Contudo, a institucionalização da participação não pode ser tida como um fim em si. É preciso entender que esses espaços institucionais estão sendo disputados constantemente. O mercado imobiliário, as empreiteiras, as mineradoras, o agronegócio e outros setores do capital já entenderam a força da participação popular e a importância desses canais para aprovar seus projetos ou para dificultar iniciativas contrárias aos seus interesses.
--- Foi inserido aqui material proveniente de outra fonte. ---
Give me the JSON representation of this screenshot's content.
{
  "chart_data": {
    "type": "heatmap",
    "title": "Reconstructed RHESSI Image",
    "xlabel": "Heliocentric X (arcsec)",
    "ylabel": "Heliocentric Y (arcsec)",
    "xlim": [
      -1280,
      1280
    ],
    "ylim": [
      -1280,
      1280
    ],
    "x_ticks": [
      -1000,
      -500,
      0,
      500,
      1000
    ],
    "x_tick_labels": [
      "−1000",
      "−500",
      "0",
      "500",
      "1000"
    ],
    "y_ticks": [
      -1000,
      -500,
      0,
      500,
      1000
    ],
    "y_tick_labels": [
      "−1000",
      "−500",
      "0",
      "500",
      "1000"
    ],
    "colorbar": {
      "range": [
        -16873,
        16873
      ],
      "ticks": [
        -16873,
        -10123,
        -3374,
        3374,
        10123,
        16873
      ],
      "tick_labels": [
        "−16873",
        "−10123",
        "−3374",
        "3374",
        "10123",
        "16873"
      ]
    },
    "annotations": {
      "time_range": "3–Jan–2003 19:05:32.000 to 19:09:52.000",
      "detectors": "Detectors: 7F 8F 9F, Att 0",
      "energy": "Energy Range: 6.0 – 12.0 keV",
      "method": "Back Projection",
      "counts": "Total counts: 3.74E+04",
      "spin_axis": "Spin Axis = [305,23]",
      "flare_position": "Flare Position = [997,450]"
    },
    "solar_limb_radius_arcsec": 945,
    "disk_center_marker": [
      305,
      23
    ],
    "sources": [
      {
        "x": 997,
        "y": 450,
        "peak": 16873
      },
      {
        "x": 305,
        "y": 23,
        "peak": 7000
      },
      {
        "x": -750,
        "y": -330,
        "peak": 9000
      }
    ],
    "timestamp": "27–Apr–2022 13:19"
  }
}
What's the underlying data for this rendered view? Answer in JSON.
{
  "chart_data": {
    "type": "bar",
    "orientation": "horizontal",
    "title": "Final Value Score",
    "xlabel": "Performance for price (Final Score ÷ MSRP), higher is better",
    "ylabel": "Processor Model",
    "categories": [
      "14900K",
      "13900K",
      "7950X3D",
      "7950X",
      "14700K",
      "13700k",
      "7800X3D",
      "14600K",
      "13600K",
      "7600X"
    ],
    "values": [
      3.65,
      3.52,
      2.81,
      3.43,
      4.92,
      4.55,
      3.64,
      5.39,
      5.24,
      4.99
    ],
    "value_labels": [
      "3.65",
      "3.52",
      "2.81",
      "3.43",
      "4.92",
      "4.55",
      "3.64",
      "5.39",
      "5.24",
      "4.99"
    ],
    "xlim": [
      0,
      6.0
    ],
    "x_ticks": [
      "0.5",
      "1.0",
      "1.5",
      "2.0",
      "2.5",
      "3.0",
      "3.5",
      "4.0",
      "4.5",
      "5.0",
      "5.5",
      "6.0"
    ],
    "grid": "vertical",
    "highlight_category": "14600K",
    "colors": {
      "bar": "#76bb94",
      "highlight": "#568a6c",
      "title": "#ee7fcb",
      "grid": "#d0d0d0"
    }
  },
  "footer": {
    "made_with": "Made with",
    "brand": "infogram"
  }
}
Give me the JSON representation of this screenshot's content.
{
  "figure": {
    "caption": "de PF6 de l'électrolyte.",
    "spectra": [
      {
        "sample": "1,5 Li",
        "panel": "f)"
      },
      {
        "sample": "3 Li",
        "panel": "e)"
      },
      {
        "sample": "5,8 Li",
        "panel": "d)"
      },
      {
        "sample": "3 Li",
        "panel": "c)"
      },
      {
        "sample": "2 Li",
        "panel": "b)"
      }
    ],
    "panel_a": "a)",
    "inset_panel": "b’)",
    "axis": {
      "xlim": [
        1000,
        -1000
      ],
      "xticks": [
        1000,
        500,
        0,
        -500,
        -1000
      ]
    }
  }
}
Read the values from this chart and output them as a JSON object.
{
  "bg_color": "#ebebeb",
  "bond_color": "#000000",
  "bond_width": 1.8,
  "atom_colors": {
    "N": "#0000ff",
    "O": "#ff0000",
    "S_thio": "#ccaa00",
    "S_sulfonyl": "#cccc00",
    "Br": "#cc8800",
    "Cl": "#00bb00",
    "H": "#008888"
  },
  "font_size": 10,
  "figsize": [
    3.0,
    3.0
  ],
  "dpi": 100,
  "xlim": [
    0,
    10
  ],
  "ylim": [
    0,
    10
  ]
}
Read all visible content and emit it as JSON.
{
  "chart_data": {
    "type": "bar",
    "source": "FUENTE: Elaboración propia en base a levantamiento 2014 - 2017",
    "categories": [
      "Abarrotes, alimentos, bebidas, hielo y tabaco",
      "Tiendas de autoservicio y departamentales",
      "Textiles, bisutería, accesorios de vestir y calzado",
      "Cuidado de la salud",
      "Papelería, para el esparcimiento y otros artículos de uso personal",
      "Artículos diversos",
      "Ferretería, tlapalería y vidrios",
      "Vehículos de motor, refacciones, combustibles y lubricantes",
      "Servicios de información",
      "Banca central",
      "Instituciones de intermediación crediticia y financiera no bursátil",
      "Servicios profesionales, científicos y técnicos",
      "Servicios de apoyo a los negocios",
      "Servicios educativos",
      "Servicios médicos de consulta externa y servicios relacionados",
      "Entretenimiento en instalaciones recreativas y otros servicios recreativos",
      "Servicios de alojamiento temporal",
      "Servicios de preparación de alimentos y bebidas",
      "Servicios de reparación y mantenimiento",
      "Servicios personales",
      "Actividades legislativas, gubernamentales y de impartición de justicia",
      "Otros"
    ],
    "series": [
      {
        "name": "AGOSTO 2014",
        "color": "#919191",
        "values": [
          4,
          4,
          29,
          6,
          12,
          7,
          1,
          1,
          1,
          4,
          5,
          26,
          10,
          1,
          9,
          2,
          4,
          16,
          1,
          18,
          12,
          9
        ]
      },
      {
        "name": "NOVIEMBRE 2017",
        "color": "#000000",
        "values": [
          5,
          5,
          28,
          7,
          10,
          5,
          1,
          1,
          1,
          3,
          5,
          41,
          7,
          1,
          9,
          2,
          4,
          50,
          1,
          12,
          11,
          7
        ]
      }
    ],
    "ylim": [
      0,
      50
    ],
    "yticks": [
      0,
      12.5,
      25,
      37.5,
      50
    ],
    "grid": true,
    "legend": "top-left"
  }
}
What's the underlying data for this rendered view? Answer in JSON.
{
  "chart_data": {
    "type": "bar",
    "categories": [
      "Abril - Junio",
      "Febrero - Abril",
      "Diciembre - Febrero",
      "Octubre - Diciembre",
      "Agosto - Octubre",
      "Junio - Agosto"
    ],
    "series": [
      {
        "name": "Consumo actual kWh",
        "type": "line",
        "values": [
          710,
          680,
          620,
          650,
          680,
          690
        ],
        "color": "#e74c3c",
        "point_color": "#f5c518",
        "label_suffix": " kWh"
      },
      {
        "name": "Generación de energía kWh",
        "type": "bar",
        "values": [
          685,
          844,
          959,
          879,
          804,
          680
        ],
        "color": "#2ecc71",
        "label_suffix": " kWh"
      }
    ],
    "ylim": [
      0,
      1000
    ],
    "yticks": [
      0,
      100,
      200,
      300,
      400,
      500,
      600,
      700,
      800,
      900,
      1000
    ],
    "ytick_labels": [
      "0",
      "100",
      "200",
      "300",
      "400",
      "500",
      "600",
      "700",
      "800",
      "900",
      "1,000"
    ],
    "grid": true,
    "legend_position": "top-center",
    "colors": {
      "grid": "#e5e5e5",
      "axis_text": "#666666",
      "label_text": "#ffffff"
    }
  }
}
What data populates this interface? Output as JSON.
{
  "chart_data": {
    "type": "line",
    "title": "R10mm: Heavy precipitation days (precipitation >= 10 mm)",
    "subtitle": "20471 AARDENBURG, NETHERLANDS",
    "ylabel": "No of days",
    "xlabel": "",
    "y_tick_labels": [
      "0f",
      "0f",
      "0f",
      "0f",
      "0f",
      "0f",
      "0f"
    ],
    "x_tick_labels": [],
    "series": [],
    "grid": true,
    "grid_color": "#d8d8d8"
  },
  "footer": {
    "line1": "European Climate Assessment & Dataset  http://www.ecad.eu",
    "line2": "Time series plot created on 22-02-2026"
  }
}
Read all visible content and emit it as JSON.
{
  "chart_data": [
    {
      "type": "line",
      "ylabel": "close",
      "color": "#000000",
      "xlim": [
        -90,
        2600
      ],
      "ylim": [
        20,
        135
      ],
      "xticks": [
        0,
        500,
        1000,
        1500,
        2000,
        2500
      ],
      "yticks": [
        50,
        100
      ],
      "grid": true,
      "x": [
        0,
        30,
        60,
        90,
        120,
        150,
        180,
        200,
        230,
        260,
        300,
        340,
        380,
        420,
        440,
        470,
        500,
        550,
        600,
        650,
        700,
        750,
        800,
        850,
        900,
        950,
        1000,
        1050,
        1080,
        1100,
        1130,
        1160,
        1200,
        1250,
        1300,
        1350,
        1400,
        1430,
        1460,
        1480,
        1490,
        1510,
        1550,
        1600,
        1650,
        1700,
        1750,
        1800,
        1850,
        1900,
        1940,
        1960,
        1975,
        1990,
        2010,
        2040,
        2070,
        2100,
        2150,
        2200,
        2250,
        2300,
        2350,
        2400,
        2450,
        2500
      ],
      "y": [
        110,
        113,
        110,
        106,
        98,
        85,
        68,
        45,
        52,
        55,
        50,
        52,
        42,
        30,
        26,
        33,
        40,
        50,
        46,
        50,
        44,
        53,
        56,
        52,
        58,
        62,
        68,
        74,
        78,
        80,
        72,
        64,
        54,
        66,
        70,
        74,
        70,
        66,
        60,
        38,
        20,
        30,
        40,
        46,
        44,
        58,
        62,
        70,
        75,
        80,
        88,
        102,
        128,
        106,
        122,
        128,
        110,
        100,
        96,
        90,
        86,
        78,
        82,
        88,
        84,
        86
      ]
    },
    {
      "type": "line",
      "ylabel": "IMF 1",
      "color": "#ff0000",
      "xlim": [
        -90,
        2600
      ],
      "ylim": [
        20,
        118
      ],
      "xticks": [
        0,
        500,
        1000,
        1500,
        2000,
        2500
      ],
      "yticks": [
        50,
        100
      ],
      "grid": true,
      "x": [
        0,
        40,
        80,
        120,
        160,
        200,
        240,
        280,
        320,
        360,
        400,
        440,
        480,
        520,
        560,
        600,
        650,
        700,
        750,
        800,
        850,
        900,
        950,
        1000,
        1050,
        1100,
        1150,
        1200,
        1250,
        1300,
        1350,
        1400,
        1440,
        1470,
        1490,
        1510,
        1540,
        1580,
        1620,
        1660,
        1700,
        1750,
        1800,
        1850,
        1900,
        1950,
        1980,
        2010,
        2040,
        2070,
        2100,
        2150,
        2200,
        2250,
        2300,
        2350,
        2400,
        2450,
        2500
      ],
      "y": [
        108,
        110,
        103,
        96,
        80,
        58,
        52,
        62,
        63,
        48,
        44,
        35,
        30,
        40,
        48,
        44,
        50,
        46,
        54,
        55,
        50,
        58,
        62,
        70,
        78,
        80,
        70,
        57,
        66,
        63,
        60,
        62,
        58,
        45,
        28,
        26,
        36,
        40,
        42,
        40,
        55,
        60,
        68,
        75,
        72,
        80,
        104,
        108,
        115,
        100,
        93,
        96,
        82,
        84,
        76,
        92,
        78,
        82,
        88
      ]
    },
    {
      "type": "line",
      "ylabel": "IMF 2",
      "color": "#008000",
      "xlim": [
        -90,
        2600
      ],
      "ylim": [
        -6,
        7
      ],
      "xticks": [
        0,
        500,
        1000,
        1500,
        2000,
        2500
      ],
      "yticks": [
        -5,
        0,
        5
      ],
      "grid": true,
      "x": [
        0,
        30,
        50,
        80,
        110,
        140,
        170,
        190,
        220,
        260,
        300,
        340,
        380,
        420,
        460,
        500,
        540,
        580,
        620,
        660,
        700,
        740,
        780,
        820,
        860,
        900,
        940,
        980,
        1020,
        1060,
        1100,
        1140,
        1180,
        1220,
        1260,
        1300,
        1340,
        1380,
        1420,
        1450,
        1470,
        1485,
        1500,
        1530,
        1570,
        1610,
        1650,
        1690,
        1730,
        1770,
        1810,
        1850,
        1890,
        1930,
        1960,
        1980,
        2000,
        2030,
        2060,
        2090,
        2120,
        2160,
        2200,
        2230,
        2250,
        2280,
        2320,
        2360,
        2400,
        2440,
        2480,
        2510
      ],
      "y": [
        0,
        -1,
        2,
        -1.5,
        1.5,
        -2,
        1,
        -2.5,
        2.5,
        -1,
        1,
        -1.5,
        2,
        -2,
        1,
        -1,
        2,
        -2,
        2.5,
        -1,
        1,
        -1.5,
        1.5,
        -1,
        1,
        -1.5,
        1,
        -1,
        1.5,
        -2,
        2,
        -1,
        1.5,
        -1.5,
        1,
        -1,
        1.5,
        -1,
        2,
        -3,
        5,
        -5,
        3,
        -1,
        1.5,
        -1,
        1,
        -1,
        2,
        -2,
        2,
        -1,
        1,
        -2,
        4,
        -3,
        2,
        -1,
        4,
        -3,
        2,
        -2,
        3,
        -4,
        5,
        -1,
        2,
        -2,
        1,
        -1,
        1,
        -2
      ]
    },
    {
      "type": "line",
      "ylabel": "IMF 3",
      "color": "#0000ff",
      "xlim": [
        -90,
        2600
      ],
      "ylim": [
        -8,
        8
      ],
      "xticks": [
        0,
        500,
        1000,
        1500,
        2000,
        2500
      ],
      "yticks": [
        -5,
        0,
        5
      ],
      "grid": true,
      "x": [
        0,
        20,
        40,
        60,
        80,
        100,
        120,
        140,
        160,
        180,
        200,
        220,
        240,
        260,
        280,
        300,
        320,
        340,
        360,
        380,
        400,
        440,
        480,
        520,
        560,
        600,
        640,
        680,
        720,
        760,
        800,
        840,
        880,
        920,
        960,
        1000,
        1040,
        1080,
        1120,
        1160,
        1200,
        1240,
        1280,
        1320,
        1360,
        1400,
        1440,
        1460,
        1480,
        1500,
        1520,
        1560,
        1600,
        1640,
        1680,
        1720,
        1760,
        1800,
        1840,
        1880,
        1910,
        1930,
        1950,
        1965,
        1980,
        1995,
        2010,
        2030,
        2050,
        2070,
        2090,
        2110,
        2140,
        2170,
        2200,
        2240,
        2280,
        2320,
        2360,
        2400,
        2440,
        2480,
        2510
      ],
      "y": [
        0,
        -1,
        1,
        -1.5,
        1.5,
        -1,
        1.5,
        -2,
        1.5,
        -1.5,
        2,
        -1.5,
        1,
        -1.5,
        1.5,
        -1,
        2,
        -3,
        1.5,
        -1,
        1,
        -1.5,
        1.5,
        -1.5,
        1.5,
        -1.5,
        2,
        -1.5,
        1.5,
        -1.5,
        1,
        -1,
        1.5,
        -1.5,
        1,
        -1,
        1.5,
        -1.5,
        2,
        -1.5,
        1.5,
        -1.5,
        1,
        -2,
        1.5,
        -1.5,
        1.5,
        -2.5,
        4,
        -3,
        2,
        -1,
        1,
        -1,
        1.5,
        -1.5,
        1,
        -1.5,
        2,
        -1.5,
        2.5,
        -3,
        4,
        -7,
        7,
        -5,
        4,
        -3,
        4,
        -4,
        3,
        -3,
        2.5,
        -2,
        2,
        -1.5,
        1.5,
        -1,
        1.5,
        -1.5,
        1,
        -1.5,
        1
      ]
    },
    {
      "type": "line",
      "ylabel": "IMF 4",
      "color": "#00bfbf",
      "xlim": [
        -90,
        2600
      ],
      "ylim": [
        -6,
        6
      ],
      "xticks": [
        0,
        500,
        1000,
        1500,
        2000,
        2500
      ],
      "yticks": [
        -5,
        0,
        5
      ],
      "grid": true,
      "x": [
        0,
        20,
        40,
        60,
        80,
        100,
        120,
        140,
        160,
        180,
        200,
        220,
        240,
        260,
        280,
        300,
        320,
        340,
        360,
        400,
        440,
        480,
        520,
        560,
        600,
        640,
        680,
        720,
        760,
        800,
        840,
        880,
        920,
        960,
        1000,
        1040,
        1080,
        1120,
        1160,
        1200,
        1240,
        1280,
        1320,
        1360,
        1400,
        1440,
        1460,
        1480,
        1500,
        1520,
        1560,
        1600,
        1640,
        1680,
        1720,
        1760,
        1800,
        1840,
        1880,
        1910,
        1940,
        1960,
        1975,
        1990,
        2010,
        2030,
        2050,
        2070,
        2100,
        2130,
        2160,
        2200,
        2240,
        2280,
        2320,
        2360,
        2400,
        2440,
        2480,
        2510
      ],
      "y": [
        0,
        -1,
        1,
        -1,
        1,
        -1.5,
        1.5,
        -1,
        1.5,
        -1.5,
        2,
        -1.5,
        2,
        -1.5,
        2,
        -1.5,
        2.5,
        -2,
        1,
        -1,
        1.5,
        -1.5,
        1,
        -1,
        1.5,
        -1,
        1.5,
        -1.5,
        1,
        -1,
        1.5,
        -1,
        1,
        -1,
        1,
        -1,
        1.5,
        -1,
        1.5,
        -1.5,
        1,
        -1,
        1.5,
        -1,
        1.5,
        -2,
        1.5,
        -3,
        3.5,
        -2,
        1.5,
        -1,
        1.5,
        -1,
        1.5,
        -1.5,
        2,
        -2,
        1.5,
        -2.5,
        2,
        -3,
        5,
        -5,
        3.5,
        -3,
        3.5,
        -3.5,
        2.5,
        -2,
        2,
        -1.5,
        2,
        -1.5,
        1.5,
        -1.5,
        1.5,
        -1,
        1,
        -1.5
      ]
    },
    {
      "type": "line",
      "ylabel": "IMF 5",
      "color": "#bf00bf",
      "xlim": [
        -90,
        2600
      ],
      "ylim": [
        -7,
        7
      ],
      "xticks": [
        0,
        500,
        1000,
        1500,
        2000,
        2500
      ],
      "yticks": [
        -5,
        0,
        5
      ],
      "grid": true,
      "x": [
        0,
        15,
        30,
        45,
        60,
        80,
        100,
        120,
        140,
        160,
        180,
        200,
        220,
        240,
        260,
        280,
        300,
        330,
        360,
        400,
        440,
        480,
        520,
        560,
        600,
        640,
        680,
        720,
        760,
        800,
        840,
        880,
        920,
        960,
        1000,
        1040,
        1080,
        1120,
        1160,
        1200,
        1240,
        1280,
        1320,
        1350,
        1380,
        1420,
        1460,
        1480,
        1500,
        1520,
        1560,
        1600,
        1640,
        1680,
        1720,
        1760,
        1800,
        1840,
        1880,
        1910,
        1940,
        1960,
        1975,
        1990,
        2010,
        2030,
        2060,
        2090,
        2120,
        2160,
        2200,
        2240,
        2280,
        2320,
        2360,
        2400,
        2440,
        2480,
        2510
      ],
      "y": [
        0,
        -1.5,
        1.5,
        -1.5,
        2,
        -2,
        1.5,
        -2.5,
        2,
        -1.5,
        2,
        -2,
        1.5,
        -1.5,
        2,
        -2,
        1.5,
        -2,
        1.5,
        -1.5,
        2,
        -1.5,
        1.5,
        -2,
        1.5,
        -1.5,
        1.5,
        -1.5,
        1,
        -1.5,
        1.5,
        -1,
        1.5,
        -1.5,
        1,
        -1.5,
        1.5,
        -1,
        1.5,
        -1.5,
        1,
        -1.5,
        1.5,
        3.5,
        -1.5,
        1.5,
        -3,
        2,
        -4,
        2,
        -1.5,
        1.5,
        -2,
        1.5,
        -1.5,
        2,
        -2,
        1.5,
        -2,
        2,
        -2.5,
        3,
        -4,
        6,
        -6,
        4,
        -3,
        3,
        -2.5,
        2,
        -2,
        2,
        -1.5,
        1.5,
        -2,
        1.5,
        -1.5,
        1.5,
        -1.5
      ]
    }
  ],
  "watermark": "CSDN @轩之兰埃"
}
Sua presença tem sido cada vez mais frequente nos conselhos e nas conferências, inclusive, metamorfoseadas em organizações da sociedade civil.
Os espaços de participação estão mergulhados em conflitos que bloqueiam avanços sociais, como por exemplo, a ausência de paridade, que dificulta que as organizações populares apresentem e aprovem suas pautas; há reuniões com agendas meramente governamentais que ocultam, ou não pautam as tensões entre reivindicações democráticas da sociedade e os interesses dos setores do capital; e, também, quando pospostas populares são aprovadas, sua execução pelo poder público não é imediata, ao contrário, depende de outras lutas.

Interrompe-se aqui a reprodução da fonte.